選び方はサーキュレーターの選び方とおすすめにまとめています。冬は上向きに回して、天井の暖気を下ろす使い方になります。

部屋と使い方で選ぶ

あなたの状況 向いている組み合わせ
リビングで長時間過ごす エアコン+こたつ、またはエアコン+ホットカーペット
寝室で朝までつけたい 電気毛布が中心。エアコンは弱めかタイマー
エアコンが付けられない部屋 オイルヒーターか石油ファンヒーター。ただし電気代か灯油代はかかる
冬に氷点下が続く地域 寒冷地向けエアコン、または石油ファンヒーター。一般的なエアコンは効率が落ちます
脱衣所や洗面所など短時間だけ 電気ストーブ。すぐ暖まるので短時間なら向く
小さな子どもや高齢者がいる 表面が熱くならないエアコン中心。燃焼系は換気と火傷に注意
部屋干しもしている エアコン暖房。燃焼系は水蒸気が出て乾きにくくなる

暖房を買い足す前に確かめたいこと

電気代を見て「もっと安い暖房に買い替えよう」と考える前に、いま使っているものの使い方で解決することがあります。

買い足したほうがいい人

  • エアコンをつけても足元が寒い。暖かい空気は上にたまるので、足元専用の暖房を足すのが効きます
  • 寒くて朝起きられない。タイマーで起床前に暖まる器具があると、布団から出るハードルが下がります
  • 脱衣所や洗面所が極端に寒い。ここは温度差が体に負担をかける場所です
  • エアコンのない部屋がある。個室や納戸で作業する時間が長いなら、その部屋用が要ります

買わなくていい人

  • エアコンの設定温度を上げずに我慢している。まず1〜2度上げてみてください。それで足りるなら買う必要はありません
  • 窓に対策をしていない。熱が逃げる最大の場所は窓です。カーテンを長くする、隙間を埋めるほうが先に効きます
  • すでにこたつか電気毛布がある。この2つは1時間1〜2円で、費用対効果ではこれ以上のものがありません

1シーズンで見たときの差

1時間あたり10円の違いは小さく見えます。ただし1日8時間、12月から3月までの4か月で計算すると、約9,600円になります。

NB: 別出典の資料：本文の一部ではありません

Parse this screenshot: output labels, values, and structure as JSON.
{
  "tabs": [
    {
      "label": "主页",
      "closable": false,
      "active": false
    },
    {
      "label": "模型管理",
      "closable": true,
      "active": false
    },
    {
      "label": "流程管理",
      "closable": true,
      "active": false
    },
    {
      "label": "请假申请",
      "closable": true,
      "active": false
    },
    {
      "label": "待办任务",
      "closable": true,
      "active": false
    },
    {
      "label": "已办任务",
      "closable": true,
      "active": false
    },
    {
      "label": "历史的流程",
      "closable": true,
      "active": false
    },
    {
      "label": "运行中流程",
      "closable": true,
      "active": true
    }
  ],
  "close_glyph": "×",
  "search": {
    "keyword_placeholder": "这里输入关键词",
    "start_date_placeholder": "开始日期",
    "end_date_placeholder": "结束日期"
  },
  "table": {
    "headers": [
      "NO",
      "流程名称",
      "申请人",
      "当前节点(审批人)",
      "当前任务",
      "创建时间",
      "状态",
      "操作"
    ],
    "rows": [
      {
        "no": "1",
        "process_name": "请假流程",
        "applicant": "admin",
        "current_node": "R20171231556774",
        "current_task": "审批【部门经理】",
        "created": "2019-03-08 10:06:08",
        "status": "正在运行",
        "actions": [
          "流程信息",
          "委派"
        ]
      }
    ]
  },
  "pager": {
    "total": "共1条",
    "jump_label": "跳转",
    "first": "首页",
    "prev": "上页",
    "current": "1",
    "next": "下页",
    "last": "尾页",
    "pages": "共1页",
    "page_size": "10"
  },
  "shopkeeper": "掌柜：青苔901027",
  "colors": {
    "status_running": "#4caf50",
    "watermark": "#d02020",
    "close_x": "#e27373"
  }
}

冬の朝、エアコンをつけて部屋が暖まるのを待つあいだ、手足が冷えたままでいる時間。あの数分を短くするために何を足すか。そう考えると、選ぶ器具が変わってきます。

速さが欲しいなら石油ファンヒーター、静かさなら電気式、費用を抑えたいなら足元だけを暖めるもの。全部を1台でまかなおうとしないほうが、結果的に安く済みます。

実際の機種で比べる

よくある質問

オイルヒーターは電気代が高いと聞きますが本当ですか

部屋全体を暖める用途では高くなりやすいです。電気を熱に変えるだけなので、エアコンのような効率の良さがありません。ただし空気を汚さず音も静かなので、寝室や子ども部屋で「多少高くても静かに暖めたい」という選び方はあります。

エアコンはつけっぱなしと、こまめに消すのどちらが安いですか

短時間の外出ならつけっぱなしのほうが安くなることが多いです。エアコンは設定温度まで上げるときに最も電力を使うので、冷えきった部屋を暖め直すほうが電気を使います。数時間の外出なら消したほうがよくなります。

電気ストーブは電気代が安いですか

安くありません。800〜1,200Wを使うので、1時間あたりではエアコンより高くなることもあります。すぐ暖かくなるのが利点なので、脱衣所など短時間だけ使う場所に向いています。

こたつだけで冬を越せますか

部屋の温度は上がらないので、上半身は寒いままです。部屋が極端に冷える地域では、健康面のリスクもあります。エアコンを弱めに併用するほうが、結果的に安く快適になります。

暖房費をいちばん減らす方法は何ですか

設定温度を下げることです。そのために体のまわりを直接暖める器具を足すのが効きます。加えて、カーテンを厚手にする、窓に断熱シートを貼るなど、熱を逃がさない工夫も同じくらい効果があります。

まとめ:数字を比べる前に、範囲を揃える

暖房器具の電気代を比べるときは、次の順番で考えてください。

  1. 暖める範囲を揃える。部屋全体の器具と、まわりだけの器具は比べられません
  2. エアコンだけ仕組みが違うと知る。外の熱を運ぶので、消費電力の3.5〜6倍の熱を出せます。ただし外が冷えるほど効率は落ちるので、寒冷地では前提が変わります
  3. 電気を熱に変える器具は、どれも効率が同じ。オイルヒーターも電気ストーブもこたつも変わりません
  4. 組み合わせる。エアコンで部屋を、こたつや電気毛布で体を。設定温度を下げられるぶんが節約になります

暖房器具のカタログには消費電力が書かれていますが、その数字は「どれだけ電気を使うか」であって、「どれだけ暖かくなるか」ではありません。

同じ1,000Wでも、エアコンなら数千W分の熱になり、電気ストーブなら1,000W分の熱にしかならない。この違いを知っているかどうかで、冬の光熱費は変わります。